Gesundheit : Per Raumschiff zum Grammatik-Planeten - Einsatz neuer Medien

Annette Kögel

Das Spaceshuttle-Cockpit kann man gegen diese virtuelle Raumschiffwelt vergessen. Vom Pilotensitz aus sieht man unbekannte Planeten. Klick, mit der Computermaus geht es auf den da oben links. Zack, schon erscheint eine Message aus dem All auf dem Bildschirm. "Eine Verbindung aus Hauptsatz und Gliedsatz nennt man Satzgefüge." Mithilfe der neuen Medien wird selbst deutsche Grammatik spannend - darauf hoffen jedenfalls die Produzenten der aktuellen Cornelsen-Lernsoftware. Ob neue Medien oder pädagogisches Spielzeug: Auf der Bildungsmesse "Schultage Berlin-Brandenburg" finden Lehrer, Eltern und Erzieher alles rund um Schule und Schulung.

Die Zeiten, in denen ein Lehrer mit einem Overheadprojektor unterm Arm an der Spitze des pädagogischen Fortschritts voran eilte, gehören schon lange der Vergangenheit an. Heute werden etwa Biologiethemen vom Computer, Video oder aus dem Fernsehen per Spezialgerät auf eine Großbildleinwand projiziert. Zwischen 4000 und 12 000 Mark kostet das Gerät, sagt Verkäufer Lutz Rusch. Trotz allgemein beklagter Finanzengpässe habe er hier schon gut über die Landesbildstelle verkauft.
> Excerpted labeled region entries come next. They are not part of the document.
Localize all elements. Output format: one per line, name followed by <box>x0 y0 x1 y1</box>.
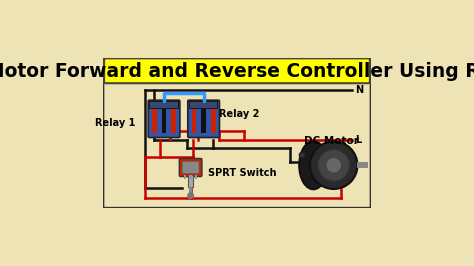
FancyBboxPatch shape <box>104 58 370 83</box>
Bar <box>152 109 157 133</box>
Bar <box>150 102 178 108</box>
FancyBboxPatch shape <box>188 100 219 138</box>
Text: SPRT Switch: SPRT Switch <box>208 168 276 178</box>
FancyBboxPatch shape <box>182 161 199 174</box>
Bar <box>184 175 186 179</box>
Bar <box>211 109 216 133</box>
Text: N: N <box>355 85 363 95</box>
Text: L: L <box>355 135 361 145</box>
Ellipse shape <box>299 141 328 189</box>
Text: DC Motor: DC Motor <box>304 136 359 147</box>
Text: DC Motor Forward and Reverse Controller Using Relay: DC Motor Forward and Reverse Controller … <box>0 62 474 81</box>
Bar <box>162 109 166 133</box>
Text: Relay 1: Relay 1 <box>95 118 136 128</box>
Bar <box>188 175 193 187</box>
FancyBboxPatch shape <box>148 100 180 138</box>
Bar <box>149 101 179 109</box>
FancyBboxPatch shape <box>103 58 371 208</box>
Circle shape <box>188 193 193 199</box>
Circle shape <box>299 152 305 158</box>
Bar <box>189 101 219 109</box>
Bar <box>201 109 206 133</box>
Text: Relay 2: Relay 2 <box>219 109 259 119</box>
Bar <box>172 109 176 133</box>
Bar <box>195 175 197 179</box>
FancyBboxPatch shape <box>179 159 202 177</box>
Bar <box>190 175 192 179</box>
Bar <box>189 187 192 195</box>
Bar <box>192 109 196 133</box>
Circle shape <box>318 149 349 181</box>
Circle shape <box>326 157 342 173</box>
Bar <box>357 163 368 168</box>
Bar <box>190 102 217 108</box>
Circle shape <box>310 142 357 189</box>
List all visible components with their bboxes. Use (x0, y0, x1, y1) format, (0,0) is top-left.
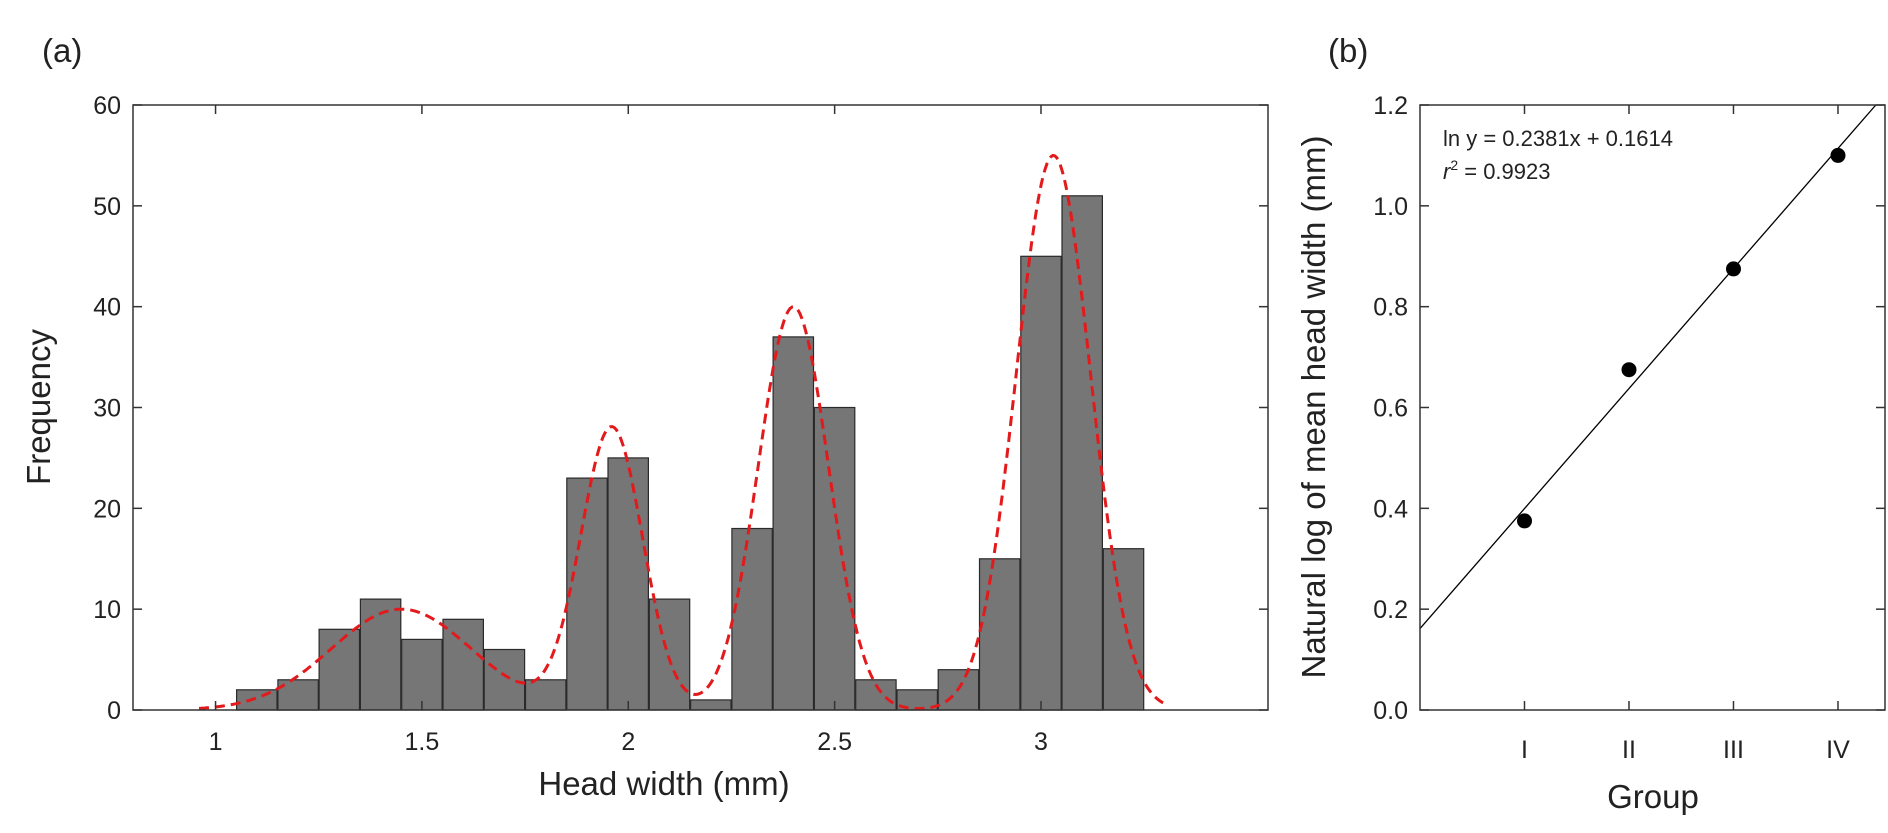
histogram-panel: (a) 0 10 20 30 40 50 60 1 1.5 2 2.5 3 Head width (m… (20, 32, 1269, 802)
histogram-bar (607, 457, 650, 711)
plot-b-frame (1419, 104, 1886, 711)
regression-line (1419, 104, 1877, 630)
data-point (1621, 362, 1637, 378)
scatter-points (1517, 147, 1846, 529)
x-tick-label: 1 (209, 728, 223, 756)
regression-line-group (1419, 104, 1877, 630)
y-tick-label: 0.6 (1373, 395, 1408, 423)
r-symbol: r (1443, 159, 1452, 184)
histogram-bar (483, 648, 526, 711)
r-exponent: 2 (1450, 157, 1458, 173)
y-axis-title-a: Frequency (20, 329, 57, 485)
fit-curve (198, 153, 1166, 710)
regression-equation: ln y = 0.2381x + 0.1614 (1443, 126, 1673, 151)
y-tick-label: 50 (93, 193, 121, 221)
histogram-bar (813, 406, 856, 711)
axis-ticks-b: 0.00.20.40.60.81.01.2I II III IV (1373, 92, 1885, 764)
y-tick-label: 40 (93, 294, 121, 322)
histogram-bar (978, 558, 1021, 711)
y-tick-label: 1.0 (1373, 193, 1408, 221)
fit-curves (198, 153, 1166, 710)
x-tick-label: 1.5 (405, 728, 440, 756)
histogram-bar (855, 679, 897, 711)
axis-ticks-a: 0 10 20 30 40 50 60 1 1.5 2 2.5 3 (93, 92, 1268, 756)
r-squared-value: = 0.9923 (1458, 159, 1550, 184)
y-tick-label: 30 (93, 395, 121, 423)
x-tick-label: 3 (1034, 728, 1048, 756)
y-tick-label: 0.8 (1373, 294, 1408, 322)
histogram-bar (524, 679, 567, 711)
x-tick-label: IV (1826, 736, 1850, 764)
data-point (1726, 261, 1741, 277)
y-tick-label: 10 (93, 596, 121, 624)
histogram-bar (1102, 548, 1145, 711)
panel-a-label: (a) (42, 32, 82, 69)
regression-panel: (b) 0.00.20.40.60.81.01.2I II III IV ln y =… (1295, 32, 1886, 815)
y-tick-label: 0.0 (1373, 697, 1408, 725)
x-tick-label: III (1723, 736, 1744, 764)
y-tick-label: 1.2 (1373, 92, 1408, 120)
y-tick-label: 60 (93, 92, 121, 120)
x-tick-label: 2.5 (817, 728, 852, 756)
histogram-bar (648, 598, 691, 711)
data-point (1517, 513, 1532, 529)
x-tick-label: 2 (621, 728, 635, 756)
y-axis-title-b: Natural log of mean head width (mm) (1295, 136, 1332, 679)
y-tick-label: 0.2 (1373, 596, 1408, 624)
histogram-bar (318, 628, 361, 711)
histogram-bars (236, 195, 1145, 711)
histogram-bar (359, 598, 402, 711)
histogram-bar (1061, 195, 1104, 711)
y-tick-label: 0.4 (1373, 495, 1408, 523)
histogram-bar (442, 618, 485, 711)
y-tick-label: 0 (107, 697, 121, 725)
y-tick-label: 20 (93, 495, 121, 523)
histogram-bar (566, 477, 608, 711)
histogram-bar (689, 699, 732, 711)
panel-b-label: (b) (1328, 32, 1368, 69)
x-tick-label: II (1622, 736, 1636, 764)
x-axis-title-a: Head width (mm) (538, 765, 789, 802)
histogram-bar (731, 527, 773, 711)
x-tick-label: I (1521, 736, 1528, 764)
r-squared-annotation: r2 = 0.9923 (1443, 157, 1551, 184)
histogram-bar (401, 638, 443, 711)
x-axis-title-b: Group (1607, 778, 1699, 815)
data-point (1830, 147, 1846, 163)
histogram-bar (772, 336, 815, 711)
histogram-bar (1020, 255, 1062, 711)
Künftig soll die multimediale Ausstattung der Berliner Schulen besser werden, kündigt Angelika Knubbertz, pädagogische Referentin von Schulsenator Klaus Böger an. Derzeit besitzen 80 Prozent aller Schulen zumindest einen Internet-Anschluss, bis zum Jahresende sollen alle damit ausgestattet sein. Damit wäre Berlin "Spitzenreiter in Deutschland", wie Markus Kuschela, Geschäftsstellenleiter von "CidS" (Computer in die Schulen) beim Landesschulamt sagt. Unterdessen kündigte Böger an, das Land werde gemeinsam mit der IHK, der Bankgesellschaft Berlin und der Telekom eine "CidS gGmbH" gründen - weitere Interessenten sind willkommen. Seine Ankündigung, fürs nächste Haushaltsjahr zusätzliche 100 Millionen Mark für die Medien-Bestückung der Schulen anzumelden, ging in lautstarkem Protest von Lehrern unter. Es gehe aber darum, dieses Thema "als klare Priorität der Gesellschaft zu verabreden", stärkte Brandenburg Bildungsminister Steffen Reiche seinem Kollegen den Rücken. Schulleiter Holger Leimbach von der Brüder-Grimm-Grundschule klagt über die veraltete Ausrüstung seiner Schule - pünktlich zur Pressekonferenz erhielt die Schule aber die Zusage zur Computerlieferung. Christina Santos aus der 6. Klasse der Weddinger Grundschule kennt sich besser mit der neuen Technik aus als manch Erwachsener. Gerade surft sie auf der Website der TV-Kindersendung "Schloss Einstein". Okay, im Unterricht würde sie mit dem Gerät "malen und schreiben". Malen? Ja, sagt Mitschülerin Fatma - aber noch zeichne sie lieber mit Stiften, weil das am Computer schwerer sei. Befürchtungen, den Kindern könnten sinnliche Erfahrungen verloren gehen, teilt die elfjährige Christina nicht. "Computer sind gut für Kinder, denen langweilig ist, weil sie keine Geschwister haben."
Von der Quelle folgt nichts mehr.